Mari Peduli pada Sampah Kita

[Muqadimah 1]

Kaum Muslimin yang dirahmati Allah

Islam merupakan agama yang komprehensif dan universal. Komprehensif berarti syariat Islam merangkum seluruh aspek kehidupan baik ibadah maupun muamalah, dan universal yang bermakna dapat diterapkan pada siapapun, dimanapun dan kapanpun.

Termasuk diantara kesempurnaan ajaran Islam ialah, Islam mempunyai pandangan sendiri dalam upaya menyelesaikan masalah sampah.

Dalam sebuah hadits shahih yang diriwayatkan dari Jabir bin Abdillah radhiyallahu‘anhu, Rasulullah Shallallahu ‘alaihi wa sallam bersabda,

إِذَا وَقَعَتْ لُقْمَةُ أَحَدِكُمْ فَلْيَأْخُذْهَا فَلْيُمِطْ مَا كَانَ بِهَا مِنْ أَذًى وَلْيَأْكُلْهَا وَلاَ يَدَعْهَا لِلشَّيْطَانِ

“Apabila suapan makanan salah seorang di antara kalian jatuh, ambilah kembali lalu buang bagian yang kotor dan makanlah bagian yang bersih. Jangan dibiarkan suapan tersebut dimakan setan.” (HR Muslim No. 2033)

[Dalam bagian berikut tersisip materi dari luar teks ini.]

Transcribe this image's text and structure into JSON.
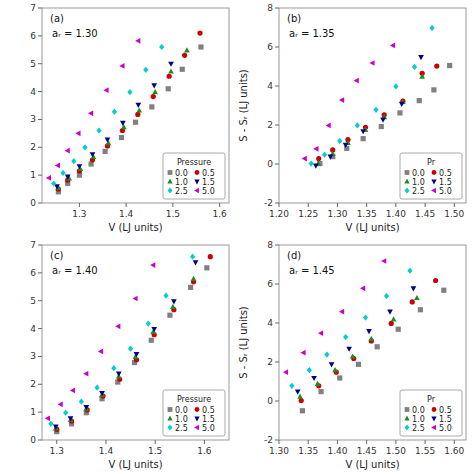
{
  "chart_data": [
    {
      "type": "scatter",
      "annotations": [
        "(a)",
        "aᵣ = 1.30"
      ],
      "x_label": "V (LJ units)",
      "xlim": [
        1.22,
        1.62
      ],
      "xticks": [
        1.3,
        1.4,
        1.5,
        1.6
      ],
      "ylim": [
        0,
        7
      ],
      "yticks": [
        0,
        1,
        2,
        3,
        4,
        5,
        6,
        7
      ],
      "grid": false,
      "legend": "lower right",
      "legend_title": "Pressure",
      "series": [
        {
          "name": "0.0",
          "color": "#808080",
          "marker": "square",
          "x": [
            1.255,
            1.275,
            1.3,
            1.325,
            1.355,
            1.39,
            1.42,
            1.455,
            1.49,
            1.52,
            1.56
          ],
          "values": [
            0.4,
            0.7,
            1.0,
            1.4,
            1.85,
            2.35,
            2.9,
            3.45,
            4.1,
            4.8,
            5.6
          ]
        },
        {
          "name": "0.5",
          "color": "#cc0000",
          "marker": "circle",
          "x": [
            1.255,
            1.275,
            1.3,
            1.328,
            1.36,
            1.392,
            1.425,
            1.458,
            1.492,
            1.525,
            1.558
          ],
          "values": [
            0.5,
            0.82,
            1.15,
            1.55,
            2.05,
            2.6,
            3.18,
            3.82,
            4.55,
            5.3,
            6.1
          ]
        },
        {
          "name": "1.0",
          "color": "#228B22",
          "marker": "triangle-up",
          "x": [
            1.255,
            1.278,
            1.302,
            1.33,
            1.362,
            1.395,
            1.428,
            1.462,
            1.496,
            1.53
          ],
          "values": [
            0.55,
            0.88,
            1.22,
            1.65,
            2.15,
            2.72,
            3.32,
            3.98,
            4.72,
            5.48
          ]
        },
        {
          "name": "1.5",
          "color": "#00008B",
          "marker": "triangle-down",
          "x": [
            1.252,
            1.275,
            1.3,
            1.328,
            1.36,
            1.393,
            1.426,
            1.46,
            1.496
          ],
          "values": [
            0.6,
            0.95,
            1.32,
            1.75,
            2.28,
            2.88,
            3.52,
            4.22,
            5.0
          ]
        },
        {
          "name": "2.5",
          "color": "#00CED1",
          "marker": "diamond",
          "x": [
            1.245,
            1.265,
            1.288,
            1.312,
            1.342,
            1.375,
            1.408,
            1.442,
            1.476
          ],
          "values": [
            0.7,
            1.08,
            1.5,
            2.0,
            2.6,
            3.28,
            3.98,
            4.78,
            5.6
          ]
        },
        {
          "name": "5.0",
          "color": "#CC00CC",
          "marker": "triangle-left",
          "x": [
            1.235,
            1.254,
            1.275,
            1.298,
            1.325,
            1.358,
            1.392,
            1.426
          ],
          "values": [
            0.9,
            1.35,
            1.88,
            2.5,
            3.22,
            4.05,
            4.92,
            5.82
          ]
        }
      ]
    },
    {
      "type": "scatter",
      "annotations": [
        "(b)",
        "aᵣ = 1.35"
      ],
      "x_label": "V (LJ units)",
      "y_label": "S - Sᵣ (LJ units)",
      "xlim": [
        1.2,
        1.52
      ],
      "xticks": [
        {
          "value": 1.2,
          "label": "1.20"
        },
        1.25,
        {
          "value": 1.3,
          "label": "1.30"
        },
        1.35,
        {
          "value": 1.4,
          "label": "1.40"
        },
        1.45,
        {
          "value": 1.5,
          "label": "1.50"
        }
      ],
      "ylim": [
        -2,
        8
      ],
      "yticks": [
        -2,
        0,
        2,
        4,
        6,
        8
      ],
      "grid": false,
      "legend": "lower right",
      "legend_title": "Pr",
      "series": [
        {
          "name": "0.0",
          "color": "#808080",
          "marker": "square",
          "x": [
            1.27,
            1.292,
            1.316,
            1.344,
            1.375,
            1.407,
            1.44,
            1.465,
            1.492
          ],
          "values": [
            0.02,
            0.38,
            0.8,
            1.3,
            1.92,
            2.62,
            3.25,
            3.8,
            5.05
          ]
        },
        {
          "name": "0.5",
          "color": "#cc0000",
          "marker": "circle",
          "x": [
            1.268,
            1.292,
            1.318,
            1.348,
            1.38,
            1.412,
            1.445,
            1.47
          ],
          "values": [
            0.28,
            0.72,
            1.25,
            1.88,
            2.52,
            3.22,
            4.65,
            5.02
          ]
        },
        {
          "name": "1.0",
          "color": "#228B22",
          "marker": "triangle-up",
          "x": [
            1.267,
            1.292,
            1.318,
            1.348,
            1.38,
            1.412,
            1.445
          ],
          "values": [
            0.02,
            0.52,
            1.08,
            1.75,
            2.4,
            3.18,
            4.48
          ]
        },
        {
          "name": "1.5",
          "color": "#00008B",
          "marker": "triangle-down",
          "x": [
            1.263,
            1.288,
            1.314,
            1.344,
            1.378,
            1.41,
            1.443
          ],
          "values": [
            -0.08,
            0.38,
            0.98,
            1.68,
            2.28,
            3.08,
            5.48
          ]
        },
        {
          "name": "2.5",
          "color": "#00CED1",
          "marker": "diamond",
          "x": [
            1.255,
            1.278,
            1.304,
            1.334,
            1.366,
            1.4,
            1.432,
            1.462
          ],
          "values": [
            0.02,
            0.48,
            1.18,
            1.98,
            2.78,
            3.98,
            4.98,
            6.98
          ]
        },
        {
          "name": "5.0",
          "color": "#CC00CC",
          "marker": "triangle-left",
          "x": [
            1.244,
            1.264,
            1.285,
            1.308,
            1.333,
            1.36,
            1.395
          ],
          "values": [
            0.28,
            0.78,
            1.98,
            3.28,
            4.28,
            5.18,
            6.08
          ]
        }
      ]
    },
    {
      "type": "scatter",
      "annotations": [
        "(c)",
        "aᵣ = 1.40"
      ],
      "x_label": "V (LJ units)",
      "xlim": [
        1.27,
        1.65
      ],
      "xticks": [
        1.3,
        1.4,
        1.5,
        1.6
      ],
      "ylim": [
        0,
        7
      ],
      "yticks": [
        0,
        1,
        2,
        3,
        4,
        5,
        6,
        7
      ],
      "grid": false,
      "legend": "lower right",
      "legend_title": "Pressure",
      "series": [
        {
          "name": "0.0",
          "color": "#808080",
          "marker": "square",
          "x": [
            1.3,
            1.33,
            1.36,
            1.392,
            1.424,
            1.458,
            1.492,
            1.53,
            1.572,
            1.605
          ],
          "values": [
            0.3,
            0.58,
            0.98,
            1.48,
            2.08,
            2.78,
            3.58,
            4.48,
            5.48,
            6.18
          ]
        },
        {
          "name": "0.5",
          "color": "#cc0000",
          "marker": "circle",
          "x": [
            1.3,
            1.33,
            1.362,
            1.394,
            1.428,
            1.462,
            1.498,
            1.538,
            1.578,
            1.612
          ],
          "values": [
            0.38,
            0.68,
            1.08,
            1.58,
            2.18,
            2.88,
            3.78,
            4.68,
            5.68,
            6.58
          ]
        },
        {
          "name": "1.0",
          "color": "#228B22",
          "marker": "triangle-up",
          "x": [
            1.298,
            1.328,
            1.36,
            1.392,
            1.426,
            1.46,
            1.496,
            1.536,
            1.578
          ],
          "values": [
            0.42,
            0.72,
            1.12,
            1.62,
            2.28,
            2.98,
            3.88,
            4.78,
            5.78
          ]
        },
        {
          "name": "1.5",
          "color": "#00008B",
          "marker": "triangle-down",
          "x": [
            1.298,
            1.328,
            1.36,
            1.392,
            1.426,
            1.462,
            1.498,
            1.538,
            1.582
          ],
          "values": [
            0.48,
            0.78,
            1.18,
            1.68,
            2.38,
            3.08,
            3.98,
            4.98,
            6.38
          ]
        },
        {
          "name": "2.5",
          "color": "#00CED1",
          "marker": "diamond",
          "x": [
            1.288,
            1.318,
            1.35,
            1.382,
            1.416,
            1.45,
            1.486,
            1.522,
            1.576
          ],
          "values": [
            0.58,
            0.98,
            1.38,
            1.88,
            2.58,
            3.28,
            4.18,
            5.18,
            6.58
          ]
        },
        {
          "name": "5.0",
          "color": "#CC00CC",
          "marker": "triangle-left",
          "x": [
            1.282,
            1.308,
            1.333,
            1.36,
            1.39,
            1.425,
            1.46,
            1.496
          ],
          "values": [
            0.78,
            1.28,
            1.78,
            2.38,
            3.18,
            4.08,
            5.08,
            6.28
          ]
        }
      ]
    },
    {
      "type": "scatter",
      "annotations": [
        "(d)",
        "aᵣ = 1.45"
      ],
      "x_label": "V (LJ units)",
      "y_label": "S - Sᵣ (LJ units)",
      "xlim": [
        1.3,
        1.62
      ],
      "xticks": [
        {
          "value": 1.3,
          "label": "1.30"
        },
        1.35,
        {
          "value": 1.4,
          "label": "1.40"
        },
        1.45,
        {
          "value": 1.5,
          "label": "1.50"
        },
        1.55,
        {
          "value": 1.6,
          "label": "1.60"
        }
      ],
      "ylim": [
        -2,
        8
      ],
      "yticks": [
        -2,
        0,
        2,
        4,
        6,
        8
      ],
      "grid": false,
      "legend": "lower right",
      "legend_title": "Pr",
      "series": [
        {
          "name": "0.0",
          "color": "#808080",
          "marker": "square",
          "x": [
            1.34,
            1.372,
            1.404,
            1.436,
            1.468,
            1.504,
            1.542,
            1.582
          ],
          "values": [
            -0.5,
            0.48,
            1.18,
            1.88,
            2.78,
            3.68,
            4.68,
            5.68
          ]
        },
        {
          "name": "0.5",
          "color": "#cc0000",
          "marker": "circle",
          "x": [
            1.338,
            1.368,
            1.398,
            1.428,
            1.458,
            1.492,
            1.528,
            1.568
          ],
          "values": [
            0.02,
            0.78,
            1.48,
            2.18,
            3.08,
            3.98,
            5.08,
            6.18
          ]
        },
        {
          "name": "1.0",
          "color": "#228B22",
          "marker": "triangle-up",
          "x": [
            1.336,
            1.366,
            1.396,
            1.426,
            1.458,
            1.496,
            1.536
          ],
          "values": [
            0.22,
            0.88,
            1.58,
            2.28,
            3.18,
            4.18,
            5.28
          ]
        },
        {
          "name": "1.5",
          "color": "#00008B",
          "marker": "triangle-down",
          "x": [
            1.332,
            1.36,
            1.39,
            1.42,
            1.454,
            1.49,
            1.53
          ],
          "values": [
            0.48,
            1.18,
            1.88,
            2.68,
            3.58,
            4.58,
            5.78
          ]
        },
        {
          "name": "2.5",
          "color": "#00CED1",
          "marker": "diamond",
          "x": [
            1.322,
            1.352,
            1.382,
            1.414,
            1.448,
            1.484,
            1.524
          ],
          "values": [
            0.78,
            1.58,
            2.38,
            3.28,
            4.28,
            5.38,
            6.68
          ]
        },
        {
          "name": "5.0",
          "color": "#CC00CC",
          "marker": "triangle-left",
          "x": [
            1.312,
            1.342,
            1.372,
            1.408,
            1.444,
            1.48
          ],
          "values": [
            1.48,
            2.48,
            3.48,
            4.58,
            5.78,
            7.18
          ]
        }
      ]
    }
  ]
}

Dan beliau memerintahkan kami agar mengusap piring. Beliau bersabda: “Sesungguhnya tidak seorangpun di antara kalian mengetahui dibagian makanan manakah ia diberi berkah.” (HR. Abu Daud)

Hadits Rasulullah Shallallahu ‘alaihi wa sallam diatas menunjukkan kepada kita, jika pada makanan tersebut ada kotoran, maka hendaknya dibersihkan dan kotorannya tidak perlu dimakan, serta kotoran yang melekat pada makanan tersebutlah yang kita bersihkan. Setelah kotoran tersebut dibersihkan, hendaklah kita makan, karena setiap butir makanan membawa berkah dan kita tidak boleh menyia-nyiakan makanan karena perbuatan mubazir adalah perbuatan setan. Dengan membuang makanan maka kita membuang segala keberkahan yang diberikan Allah kepada kita.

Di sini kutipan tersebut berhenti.